Wo kann man als Tischler arbeiten?

Interessante Einsatzmöglichkeiten für Tischler finden Sie bei:

  • Möbelherstellern
  • Herstellern von Holzwaren
  • Herstellern von Holzkonstruktionsteilen
  • Tischlereien

Wie bewerbe ich mich als Tischler?

Tischler können sich online, schriftlich, telefonisch oder persönlich bei ihrem zukünftigen Vorgesetzten vorstellen. Am ehesten klappt es mit der Einladung zum Vorstellungsgespräch, wenn Sie all Ihre berufsrelevanten Unterlagen einem Lebenslauf und einem Anschreiben beifügen. Das Anschreiben sollte dabei vor allem Ihre beruflichen Stärken hervorheben und möglichst kurzgefasst sein. Der Lebenslauf zeigt dagegen Ihren Werdegang auf – gestalten Sie ihn also möglichst übersichtlich und fügen ihm ein freundliches, aktuelles Foto hinzu.

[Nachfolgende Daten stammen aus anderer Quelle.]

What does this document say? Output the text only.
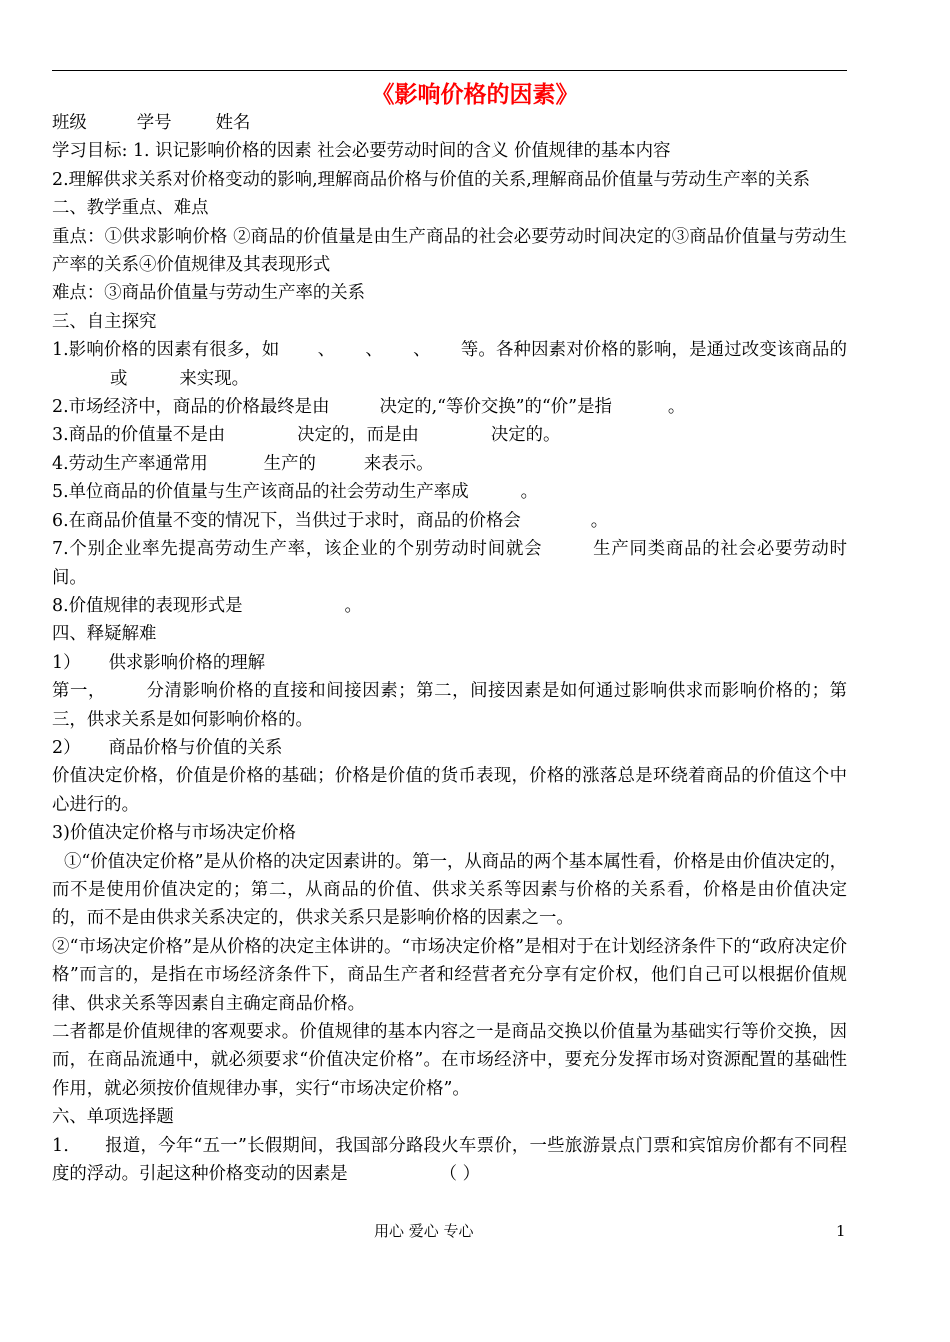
《影响价格的因素》

班级	学号	姓名

学习目标: 1. 识记影响价格的因素 社会必要劳动时间的含义 价值规律的基本内容

2.理解供求关系对价格变动的影响,理解商品价格与价值的关系,理解商品价值量与劳动生产率的关系

二、教学重点、难点

重点：①供求影响价格 ②商品的价值量是由生产商品的社会必要劳动时间决定的③商品价值量与劳动生产率的关系④价值规律及其表现形式

难点：③商品价值量与劳动生产率的关系

三、自主探究

1.影响价格的因素有很多，如 、 、 、 等。各种因素对价格的影响，是通过改变该商品的或	来实现。

2.市场经济中，商品的价格最终是由	决定的,“等价交换”的“价”是指	。

3.商品的价值量不是由	决定的，而是由	决定的。

4.劳动生产率通常用	生产的	来表示。

5.单位商品的价值量与生产该商品的社会劳动生产率成	。

6.在商品价值量不变的情况下，当供过于求时，商品的价格会	。

7.个别企业率先提高劳动生产率，该企业的个别劳动时间就会	生产同类商品的社会必要劳动时间。

8.价值规律的表现形式是	。

四、释疑解难

1） 供求影响价格的理解

第一， 分清影响价格的直接和间接因素；第二，间接因素是如何通过影响供求而影响价格的；第三，供求关系是如何影响价格的。

2） 商品价格与价值的关系

价值决定价格，价值是价格的基础；价格是价值的货币表现，价格的涨落总是环绕着商品的价值这个中心进行的。

3)价值决定价格与市场决定价格

①“价值决定价格”是从价格的决定因素讲的。第一，从商品的两个基本属性看，价格是由价值决定的，而不是使用价值决定的；第二，从商品的价值、供求关系等因素与价格的关系看，价格是由价值决定的，而不是由供求关系决定的，供求关系只是影响价格的因素之一。

②“市场决定价格”是从价格的决定主体讲的。“市场决定价格”是相对于在计划经济条件下的“政府决定价格”而言的，是指在市场经济条件下，商品生产者和经营者充分享有定价权，他们自己可以根据价值规律、供求关系等因素自主确定商品价格。

二者都是价值规律的客观要求。价值规律的基本内容之一是商品交换以价值量为基础实行等价交换，因而，在商品流通中，就必须要求“价值决定价格”。在市场经济中，要充分发挥市场对资源配置的基础性作用，就必须按价值规律办事，实行“市场决定价格”。

六、单项选择题

1． 报道，今年“五一”长假期间，我国部分路段火车票价，一些旅游景点门票和宾馆房价都有不同程度的浮动。引起这种价格变动的因素是	（ ）

用心 爱心 专心	1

Welche Arbeitszeiten hat ein Tischler?

Die Work-Life-Balance des Tischlers ist nicht immer ausgewogen. Dringende Kundenwünsche und große Aufträge setzen ihn regelmäßig ein wenig unter Zeitdruck. Folglich kann es am Abend schon mal die eine oder andere Überstunde werden.

Welche Weiterbildungsmöglichkeiten gibt es für den Tischler?

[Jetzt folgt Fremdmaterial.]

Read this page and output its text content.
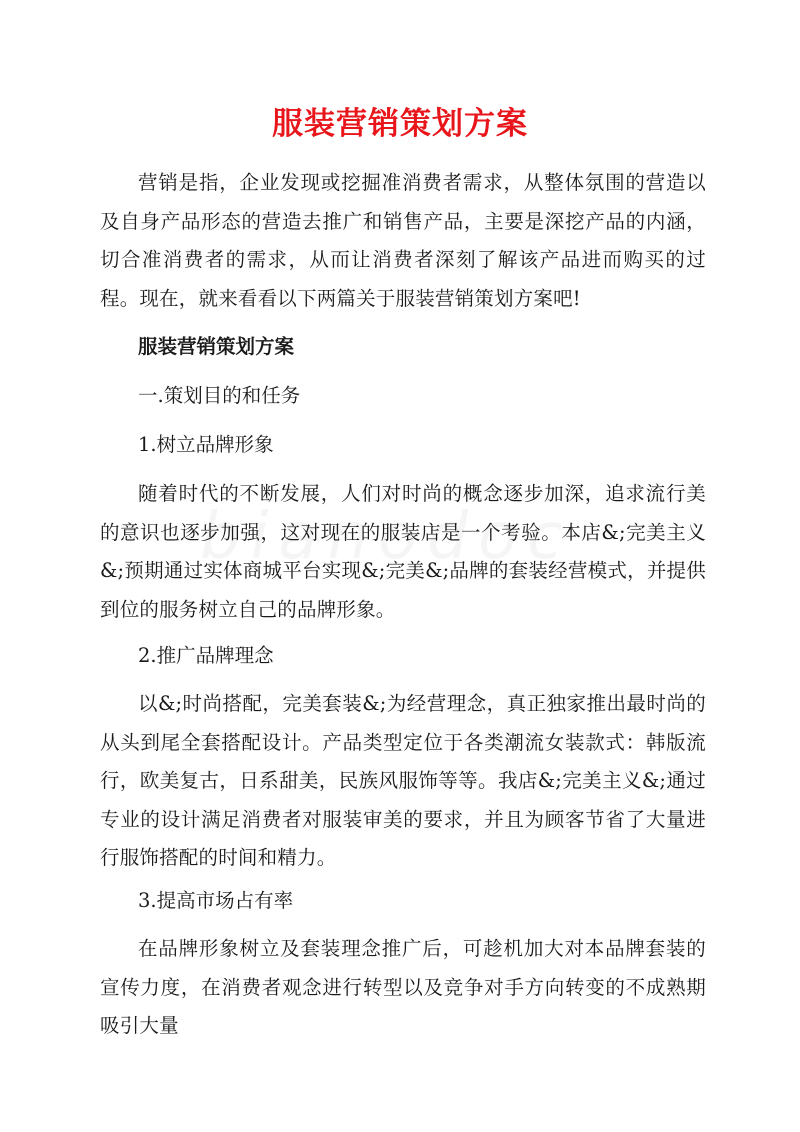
服装营销策划方案
营销是指，企业发现或挖掘准消费者需求，从整体氛围的营造以及自身产品形态的营造去推广和销售产品，主要是深挖产品的内涵，切合准消费者的需求，从而让消费者深刻了解该产品进而购买的过程。现在，就来看看以下两篇关于服装营销策划方案吧!
服装营销策划方案
一.策划目的和任务
1.树立品牌形象
随着时代的不断发展，人们对时尚的概念逐步加深，追求流行美的意识也逐步加强，这对现在的服装店是一个考验。本店&;完美主义&;预期通过实体商城平台实现&;完美&;品牌的套装经营模式，并提供到位的服务树立自己的品牌形象。
2.推广品牌理念
以&;时尚搭配，完美套装&;为经营理念，真正独家推出最时尚的从头到尾全套搭配设计。产品类型定位于各类潮流女装款式：韩版流行，欧美复古，日系甜美，民族风服饰等等。我店&;完美主义&;通过专业的设计满足消费者对服装审美的要求，并且为顾客节省了大量进行服饰搭配的时间和精力。
3.提高市场占有率
在品牌形象树立及套装理念推广后，可趁机加大对本品牌套装的宣传力度，在消费者观念进行转型以及竞争对手方向转变的不成熟期吸引大量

Tischler können sich vielseitig weiterbilden. Einerseits können sie über kleinere Seminare zu Themen wie Restaurierung, Holzschutz oder Polsterei ihr Wissen erweitern und ihren Arbeitsmarktwert steigern. Anderseits bietet ihnen die Tischlerbranche Aufstiegsweiterbildungen mit folgenden Qualifikationstiteln an:

  • Kundenberater im Tischlerhandwerk
  • Techniker im Bereich Bautechnik
  • Fachbauleiter im Tischlerhandwerk
  • Techniker mit dem Schwerpunkt auf Baudenkmalpflege

Sollte ein Studium nach der Lehre infrage kommen, sind die Fachrichtungen Produkt- und Industriedesign, Holztechnik und Innenarchitektur interessant. Sie bauen auf den Lehrplan der Ausbildung auf, vertiefen das Wissen allerdings in eine sehr spezifische Richtung.

Was macht ein Tischler in der Praxis?

Tischler arbeiten in ihrem Job häufig mit technischen Geräten, Maschinen und Anlagen – dazu zählen Säge-, Hobel- und Fräsmaschinen sowie Schleifmaschinen. Daneben erfordert der Beruf aber auch handwerkliches Geschick – vor allem wenn der Tischler Holzteile auf Maß abhobeln und auf Format zusägen soll. Neben der Arbeit in der Werkstatt verbringen Tischler auch viel Zeit im Büro. Hier empfangen Sie Kunden und führen Beratungsgespräche, arbeiten Ideen am Computer aus und entwerfen mithilfe von CAD-Programmen Skizzen zu Möbeln, Treppen und Ähnlichem. Danach suchen die benötigten Materialien zusammen, richten CNC-gesteuerte Maschinen ein und stellen Millimeter genau die erforderlichen Holzteile. Mit der Fertigstellung folgt die Oberflächenbehandlung und Montage der Einzelstücke. Natürlich stellen Tischler nicht nur neue Gegenstände her, sondern reparieren auch alte Holzschätze. Dank ihm erstrahlen alte Tische und Schränke in neuem Glanz und bringen dem Besitzer für sehr lange Zeit viel Freude.